Italy has reached the target of fully vaccinating 80% of the population over the age of 12 against COVID-19, according to official data, achieving a goal Rome had set as a safety cut-off point.
A government website on Sunday showed 43,229,551 people over-12, out of a total population of around 60 million, had completed their vaccination cycle as of Oct 10.
The 80% target was set by special commissioner for the COVID emergency, Army General Francesco Paolo Figliuolo, in March and was hit late on Saturday.
“That’s a critical level above which experts say – and the trend we’ve been recording for weeks confirms this – that the risk of hospitalisation is drastically reduced”, the commissioner’s office said.
Guido Rasi, a former director at the European Medicines Agency (EMA) and current advisor to Figliuolo, said it was “not just a symbolic threshold”.

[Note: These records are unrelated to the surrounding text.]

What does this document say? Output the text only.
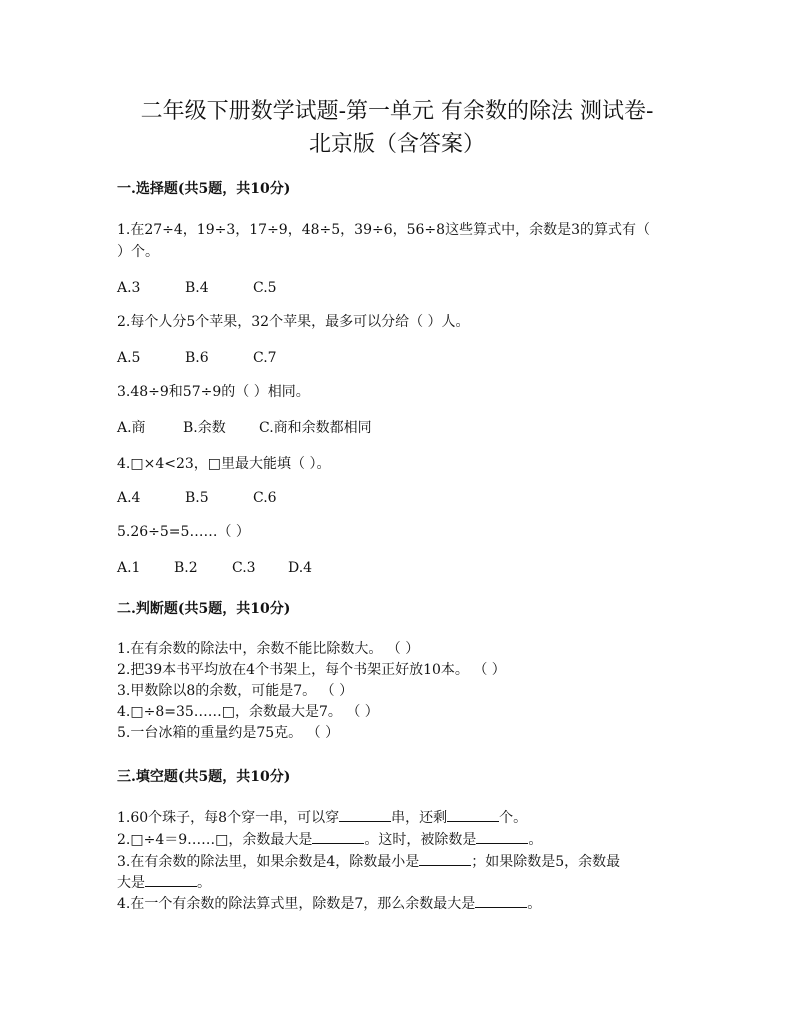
二年级下册数学试题-第一单元 有余数的除法 测试卷-
北京版（含答案）
一.选择题(共5题，共10分)
1.在27÷4，19÷3，17÷9，48÷5，39÷6，56÷8这些算式中，余数是3的算式有（
）个。
A.3	B.4	C.5
2.每个人分5个苹果，32个苹果，最多可以分给（ ）人。
A.5	B.6	C.7
3.48÷9和57÷9的（ ）相同。
A.商	B.余数 C.商和余数都相同
4.□×4<23，□里最大能填（ ）。
A.4	B.5	C.6
5.26÷5=5……（ ）
A.1 B.2 C.3 D.4
二.判断题(共5题，共10分)
1.在有余数的除法中，余数不能比除数大。 （ ）
2.把39本书平均放在4个书架上，每个书架正好放10本。 （ ）
3.甲数除以8的余数，可能是7。 （ ）
4.□÷8=35……□，余数最大是7。 （ ）
5.一台冰箱的重量约是75克。 （ ）
三.填空题(共5题，共10分)
1.60个珠子，每8个穿一串，可以穿	串，还剩	个。
2.□÷4＝9……□，余数最大是	。这时，被除数是	。
3.在有余数的除法里，如果余数是4，除数最小是	；如果除数是5，余数最
大是	。
4.在一个有余数的除法算式里，除数是7，那么余数最大是	。
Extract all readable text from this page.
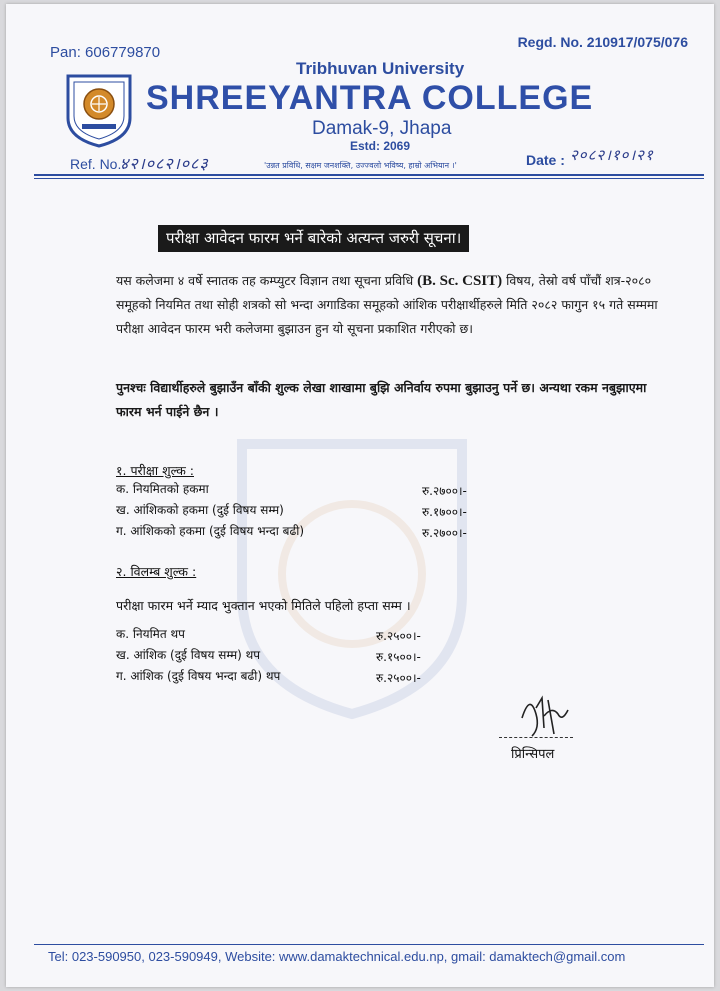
Pan: 606779870
Regd. No. 210917/075/076
Tribhuvan University
SHREEYANTRA COLLEGE
Damak-9, Jhapa
Estd: 2069
Ref. No.:
४२।०८२।०८३	'उन्नत प्रविधि, सक्षम जनशक्ति, उज्ज्वलो भविष्य, हाम्रो अभियान ।'	Date : २०८२।१०।२१
परीक्षा आवेदन फारम भर्ने बारेको अत्यन्त जरुरी सूचना।
यस कलेजमा ४ वर्षे स्नातक तह कम्प्युटर विज्ञान तथा सूचना प्रविधि (B. Sc. CSIT) विषय, तेस्रो वर्ष पाँचौं शत्र-२०८० समूहको नियमित तथा सोही शत्रको सो भन्दा अगाडिका समूहको आंशिक परीक्षार्थीहरुले मिति २०८२ फागुन १५ गते सम्ममा परीक्षा आवेदन फारम भरी कलेजमा बुझाउन हुन यो सूचना प्रकाशित गरीएको छ।
पुनश्चः विद्यार्थीहरुले बुझाउँन बाँकी शुल्क लेखा शाखामा बुझि अनिर्वाय रुपमा बुझाउनु पर्ने छ। अन्यथा रकम नबुझाएमा फारम भर्न पाईने छैन ।
१. परीक्षा शुल्क :
क. नियमितको हकमा	रु.२७००।-
ख. आंशिकको हकमा (दुई विषय सम्म)	रु.१७००।-
ग. आंशिकको हकमा (दुई विषय भन्दा बढी)	रु.२७००।-
२. विलम्ब शुल्क :
परीक्षा फारम भर्ने म्याद भुक्तान भएको मितिले पहिलो हप्ता सम्म ।
क. नियमित थप	रु.२५००।-
ख. आंशिक (दुई विषय सम्म) थप	रु.१५००।-
ग. आंशिक (दुई विषय भन्दा बढी) थप	रु.२५००।-
प्रिन्सिपल
Tel: 023-590950, 023-590949, Website: www.damaktechnical.edu.np, gmail: damaktech@gmail.com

“It’s a level that, calculations show, correlates with a significant reduction in the circulation of the virus and a drastic cut in hospital admissions.”
Rasi added that reducing the number of hospital admissions was essential for Italy’s economic recovery and to help the national health care system refocus on non-COVID related services.
However, reaching the 80% target is not sufficient, according to the commissioner’s advisor.
“We will have to continue to reach other thresholds: either percentages above 80% if we continue to refrain from vaccinating children under the age of 12, or 80% of the entire population, including 5 to 12-year-olds”, he said.
Hospitalisations for COVID in Italy have been steadily declining since early summer.
Italy has registered 131,274 deaths linked to COVID-19 since its outbreak in February last year, the second-highest toll in Europe after Britain and the ninth-highest in the world. The country has reported 4.7 million cases to date.